The office of Gov. Eloy Inos identified the two as Hong Kong-based Marianas Stars Entertainment, whose shareholders include Mega Stars Overseas Ltd., which took over the struggling Tinian Dynasty Hotel & Casino last year, and Best Sunshine International, a subsidiary of Hong Kong-listed First Natural Foods Holdings, an investment holding company engaged in processing and trading food products in China and internationally.

Both companies wired proof of a US$1 million non-refundable application fee. Both also are required to pay a $30 million casino license fee by May 5, bringing Inos closer to his promise to restore the cash-strapped government’s recent 25 percent cut in retirement pensions.

“It’s a good day for the commonwealth,” his press secretary Angel Demapan said.

The Senate’s pro-casino President Ralph Torres said he was initially hoping that “three or four” investors would participate, “But I am happy that we have at least two,” he told the Saipan Times. “This will lead to economic activities. We can now better address the issues before us.”

The winning bidder is required to build at least 2,000 hotel rooms as part of a minimum investment of $2 billion. Inos has said the development is “not just about casinos” but also about construction of new hotels, expansion of infrastructure and the creation of thousands of jobs.

Pending their payment of the $30 million the applicants will be reviewed by the island’s Lottery Commission, which is authorized to grant the license. It will be the first on Saipan, the largest island of the US Commonwealth of the Northern Marianas Islands in the western Pacific. Previously, casinos were legal only on the islands of Tinian and Rota.

Tinian Dynasty, the commonwealth’s only operating casino, battled repeated attempts to create a competing market on Saipan, where casinos are still controversial issue. The island’s voters twice rejected them, and legalization bills were defeated four times in the last four years before everything changed earlier this year when an authorization bill sailed through the Senate and House of Representatives without a committee report or public hearings.

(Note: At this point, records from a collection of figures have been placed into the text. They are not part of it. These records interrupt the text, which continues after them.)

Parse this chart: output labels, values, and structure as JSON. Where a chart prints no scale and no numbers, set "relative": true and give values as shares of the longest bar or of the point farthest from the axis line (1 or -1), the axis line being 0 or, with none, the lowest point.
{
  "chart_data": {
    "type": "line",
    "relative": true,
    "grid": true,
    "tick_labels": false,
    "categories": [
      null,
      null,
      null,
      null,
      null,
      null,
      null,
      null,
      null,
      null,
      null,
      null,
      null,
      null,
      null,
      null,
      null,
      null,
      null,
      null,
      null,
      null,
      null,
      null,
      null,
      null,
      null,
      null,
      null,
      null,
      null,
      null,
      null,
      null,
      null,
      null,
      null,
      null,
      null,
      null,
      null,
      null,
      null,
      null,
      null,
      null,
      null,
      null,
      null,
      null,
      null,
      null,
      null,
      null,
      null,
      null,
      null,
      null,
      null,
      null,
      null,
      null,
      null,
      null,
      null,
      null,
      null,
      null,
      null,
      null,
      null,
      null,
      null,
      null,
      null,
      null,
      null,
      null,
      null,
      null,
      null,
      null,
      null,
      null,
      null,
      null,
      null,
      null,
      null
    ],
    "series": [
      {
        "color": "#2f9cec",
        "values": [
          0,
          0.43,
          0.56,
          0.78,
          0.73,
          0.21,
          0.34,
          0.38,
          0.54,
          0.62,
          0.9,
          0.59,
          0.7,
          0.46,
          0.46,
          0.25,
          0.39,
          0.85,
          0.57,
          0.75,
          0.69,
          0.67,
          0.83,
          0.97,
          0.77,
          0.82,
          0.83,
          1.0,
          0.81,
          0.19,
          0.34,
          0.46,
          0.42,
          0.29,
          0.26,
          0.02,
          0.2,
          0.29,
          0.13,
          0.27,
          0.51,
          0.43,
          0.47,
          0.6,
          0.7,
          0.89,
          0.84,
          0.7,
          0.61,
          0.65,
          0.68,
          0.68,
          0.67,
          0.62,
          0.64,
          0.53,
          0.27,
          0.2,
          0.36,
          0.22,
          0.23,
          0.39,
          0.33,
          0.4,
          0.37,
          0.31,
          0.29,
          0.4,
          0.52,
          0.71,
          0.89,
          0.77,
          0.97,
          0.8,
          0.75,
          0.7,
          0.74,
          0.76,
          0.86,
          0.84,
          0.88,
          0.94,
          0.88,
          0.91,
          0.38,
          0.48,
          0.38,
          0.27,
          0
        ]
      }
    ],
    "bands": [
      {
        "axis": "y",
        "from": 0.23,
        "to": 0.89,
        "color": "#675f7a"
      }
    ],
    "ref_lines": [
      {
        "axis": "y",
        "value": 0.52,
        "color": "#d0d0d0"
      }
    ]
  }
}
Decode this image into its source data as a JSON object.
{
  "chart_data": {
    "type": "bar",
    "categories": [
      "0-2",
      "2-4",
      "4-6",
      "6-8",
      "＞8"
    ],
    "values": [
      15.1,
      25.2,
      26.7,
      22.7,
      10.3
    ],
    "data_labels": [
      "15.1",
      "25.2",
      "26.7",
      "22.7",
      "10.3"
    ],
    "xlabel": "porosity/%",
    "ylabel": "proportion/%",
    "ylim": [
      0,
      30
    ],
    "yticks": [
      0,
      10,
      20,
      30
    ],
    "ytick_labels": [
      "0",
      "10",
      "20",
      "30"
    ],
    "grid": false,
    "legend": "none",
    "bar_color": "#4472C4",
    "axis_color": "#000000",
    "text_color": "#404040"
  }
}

Saipan’s skepticism was in part due to the Tinian casino, a financially troubled and less than transparent operation under its previous owners that has even attracted attention from the US government. Tinian regulators have since taken a closer look at the operation and well, prompting complaints from Mega Star that key executive appointments and approvals for various service providers, possibly including VIP junket operators out of China, are being delayed.